Dr. B posted a few weeks ago regarding his vasectomy experience, and I’ve heard from several patients that it’s helped give their partners the final push to schedule the procedure. Kudos to Dr. B for this! If your partner doesn’t desire vasectomy (even after reading about the extra hours he may have to watch ESPN), but you yourself are thinking about something permanent, I wanted to write a few words about the other options.
Permanent birth control for women involves removing all or part of the fallopian tube, or blocking the fallopian tube, so that when an egg is released from the ovary it does not travel to the uterus. There are 3 ways to do this:
1) Tubal ligation
Option 1, tubal ligation, is the method that’s been around the longest. It means removing a portion of the fallopian tube, or blocking the fallopian tube with cautery or a titanium clip. This can be done at the time of C-section, or outside of pregnancy through a laparoscopic procedure. If done at the time of C-section, it doesn’t add much time or risk to the procedure. If done at another time, it’s usually done through a single incision in the belly button as an outpatient surgery. The chance for failure is low at about 1/300… after all no form of contraception is guaranteed except abstinence!

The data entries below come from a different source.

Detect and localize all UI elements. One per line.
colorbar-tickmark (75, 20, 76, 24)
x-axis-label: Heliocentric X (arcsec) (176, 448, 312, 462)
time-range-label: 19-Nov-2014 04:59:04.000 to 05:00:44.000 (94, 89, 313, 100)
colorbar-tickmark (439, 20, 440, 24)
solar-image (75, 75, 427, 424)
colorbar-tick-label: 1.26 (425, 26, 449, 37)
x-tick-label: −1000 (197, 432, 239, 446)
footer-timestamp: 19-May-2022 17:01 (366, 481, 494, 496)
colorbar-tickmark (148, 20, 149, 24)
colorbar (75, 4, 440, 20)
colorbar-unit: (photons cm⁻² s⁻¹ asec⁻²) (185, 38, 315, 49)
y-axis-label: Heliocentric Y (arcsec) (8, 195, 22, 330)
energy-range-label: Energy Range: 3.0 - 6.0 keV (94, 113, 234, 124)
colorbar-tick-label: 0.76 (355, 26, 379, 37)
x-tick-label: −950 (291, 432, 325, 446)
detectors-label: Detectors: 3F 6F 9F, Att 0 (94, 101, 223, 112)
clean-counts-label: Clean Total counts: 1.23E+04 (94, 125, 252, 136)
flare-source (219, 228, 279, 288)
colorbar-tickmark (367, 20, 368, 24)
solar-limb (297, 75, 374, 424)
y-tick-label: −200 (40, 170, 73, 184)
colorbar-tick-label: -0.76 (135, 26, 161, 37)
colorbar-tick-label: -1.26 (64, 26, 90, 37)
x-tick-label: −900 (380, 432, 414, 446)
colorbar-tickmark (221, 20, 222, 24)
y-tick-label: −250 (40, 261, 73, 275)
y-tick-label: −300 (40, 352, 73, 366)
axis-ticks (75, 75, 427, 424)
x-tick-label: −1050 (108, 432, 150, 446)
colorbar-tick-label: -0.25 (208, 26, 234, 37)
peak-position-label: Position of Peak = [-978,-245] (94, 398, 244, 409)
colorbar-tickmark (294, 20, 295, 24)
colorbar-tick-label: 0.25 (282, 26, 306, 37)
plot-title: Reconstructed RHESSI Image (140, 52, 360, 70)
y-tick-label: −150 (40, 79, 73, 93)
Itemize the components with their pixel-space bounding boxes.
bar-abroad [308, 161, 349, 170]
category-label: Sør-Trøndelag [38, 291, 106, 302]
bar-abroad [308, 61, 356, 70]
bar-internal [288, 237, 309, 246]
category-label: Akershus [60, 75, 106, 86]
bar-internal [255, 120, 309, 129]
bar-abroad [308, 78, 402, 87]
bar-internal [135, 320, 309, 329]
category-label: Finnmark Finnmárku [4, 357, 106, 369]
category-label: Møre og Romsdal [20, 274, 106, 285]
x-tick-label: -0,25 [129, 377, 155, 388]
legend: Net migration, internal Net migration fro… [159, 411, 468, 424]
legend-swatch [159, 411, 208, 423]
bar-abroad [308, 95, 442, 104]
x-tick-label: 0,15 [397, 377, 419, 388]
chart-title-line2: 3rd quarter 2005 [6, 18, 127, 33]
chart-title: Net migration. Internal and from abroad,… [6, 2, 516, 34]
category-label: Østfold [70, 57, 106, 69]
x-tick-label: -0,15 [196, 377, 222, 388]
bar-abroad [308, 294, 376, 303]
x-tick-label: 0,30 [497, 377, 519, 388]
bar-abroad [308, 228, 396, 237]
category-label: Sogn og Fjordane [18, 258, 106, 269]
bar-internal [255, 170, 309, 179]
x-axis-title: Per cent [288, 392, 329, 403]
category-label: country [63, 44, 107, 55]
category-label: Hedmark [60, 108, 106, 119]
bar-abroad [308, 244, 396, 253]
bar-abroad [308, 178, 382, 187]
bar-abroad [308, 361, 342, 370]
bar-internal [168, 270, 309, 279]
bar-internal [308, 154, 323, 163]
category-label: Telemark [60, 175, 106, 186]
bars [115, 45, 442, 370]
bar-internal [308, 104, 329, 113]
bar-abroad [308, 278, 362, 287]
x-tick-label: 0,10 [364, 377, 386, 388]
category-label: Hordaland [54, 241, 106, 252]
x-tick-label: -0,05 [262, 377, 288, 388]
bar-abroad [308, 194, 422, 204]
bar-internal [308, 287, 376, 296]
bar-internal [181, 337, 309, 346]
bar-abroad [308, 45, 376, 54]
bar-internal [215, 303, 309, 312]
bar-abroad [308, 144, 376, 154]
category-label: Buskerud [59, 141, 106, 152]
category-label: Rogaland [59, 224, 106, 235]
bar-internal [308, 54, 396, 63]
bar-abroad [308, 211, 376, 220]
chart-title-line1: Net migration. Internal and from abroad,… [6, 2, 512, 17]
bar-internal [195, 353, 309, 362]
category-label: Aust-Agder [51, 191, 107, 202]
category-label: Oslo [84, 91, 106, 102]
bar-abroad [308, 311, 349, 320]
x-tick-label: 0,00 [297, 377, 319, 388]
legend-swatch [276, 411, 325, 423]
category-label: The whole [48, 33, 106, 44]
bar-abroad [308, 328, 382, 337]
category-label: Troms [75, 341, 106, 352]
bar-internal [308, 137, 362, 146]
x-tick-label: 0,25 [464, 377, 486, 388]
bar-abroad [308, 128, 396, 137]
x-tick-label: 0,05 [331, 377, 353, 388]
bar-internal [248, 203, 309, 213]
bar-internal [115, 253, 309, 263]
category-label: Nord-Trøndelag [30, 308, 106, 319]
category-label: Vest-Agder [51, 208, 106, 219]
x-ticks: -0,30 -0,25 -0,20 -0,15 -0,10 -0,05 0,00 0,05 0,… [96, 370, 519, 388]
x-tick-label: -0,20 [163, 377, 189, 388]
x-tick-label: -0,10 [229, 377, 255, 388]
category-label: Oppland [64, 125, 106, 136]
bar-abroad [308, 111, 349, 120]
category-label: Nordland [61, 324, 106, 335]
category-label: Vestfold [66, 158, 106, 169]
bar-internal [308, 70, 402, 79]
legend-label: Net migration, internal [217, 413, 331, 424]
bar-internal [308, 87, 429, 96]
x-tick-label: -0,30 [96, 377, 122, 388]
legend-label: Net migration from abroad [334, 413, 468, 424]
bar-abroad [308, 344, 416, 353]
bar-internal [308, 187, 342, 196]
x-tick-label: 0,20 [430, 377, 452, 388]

Option 2, salpingectomy, is removing the fallopian tubes entirely. There is now research showing that some ovarian cancers actually begin in the end portion of the tube, which is the part not touched during traditional tubal ligation. When the tube is removed with salpingectomy, there is a decreased risk for ovarian cancer later in life. Removing the whole tube also decreases the risk for failure, and risk for future surgery, especially since if a tubal ligation fails the pregnancy could occur in the end part of the tube that remains. Salpingectomy can be done at the time of C-section with an only slightly increased risk for bleeding (sometimes the surrounding blood vessels are just too big to do it safely), and can be done outside of pregnancy through outpatient laparoscopic surgery with three tiny incisions.
Option 3, Essure, is the only female permanent birth control procedure that we perform in the office (with the help of our mobile anesthesia colleagues). Instead of incisions on the abdomen, a camera is placed through the cervix into the uterus (hysteroscopy) and a small coil is positioned into each tube. Over the next 3 months, scar tissue builds up around the coils so that the tubes are permanently blocked. Patients who have undergone Essure need to use another form of birth control for these 3 months, and an X ray dye test, called HSG, is done at the end of the 3 months to ensure that the tubes are closed off.
None of these options should change your hormones, sex drive, or the nature of your periods. Of course, you should only proceed if you are absolutely certain that you don’t want future pregnancy. No permanent birth control option, including vasectomy, is reliably reversible, and probably the biggest “risk” is regret! You should know that IUDs have about the same failure rate as BTL or Essure, and are reversible. Every body and circumstance is different, and we’d be happy to help you decide which option would be best for your family.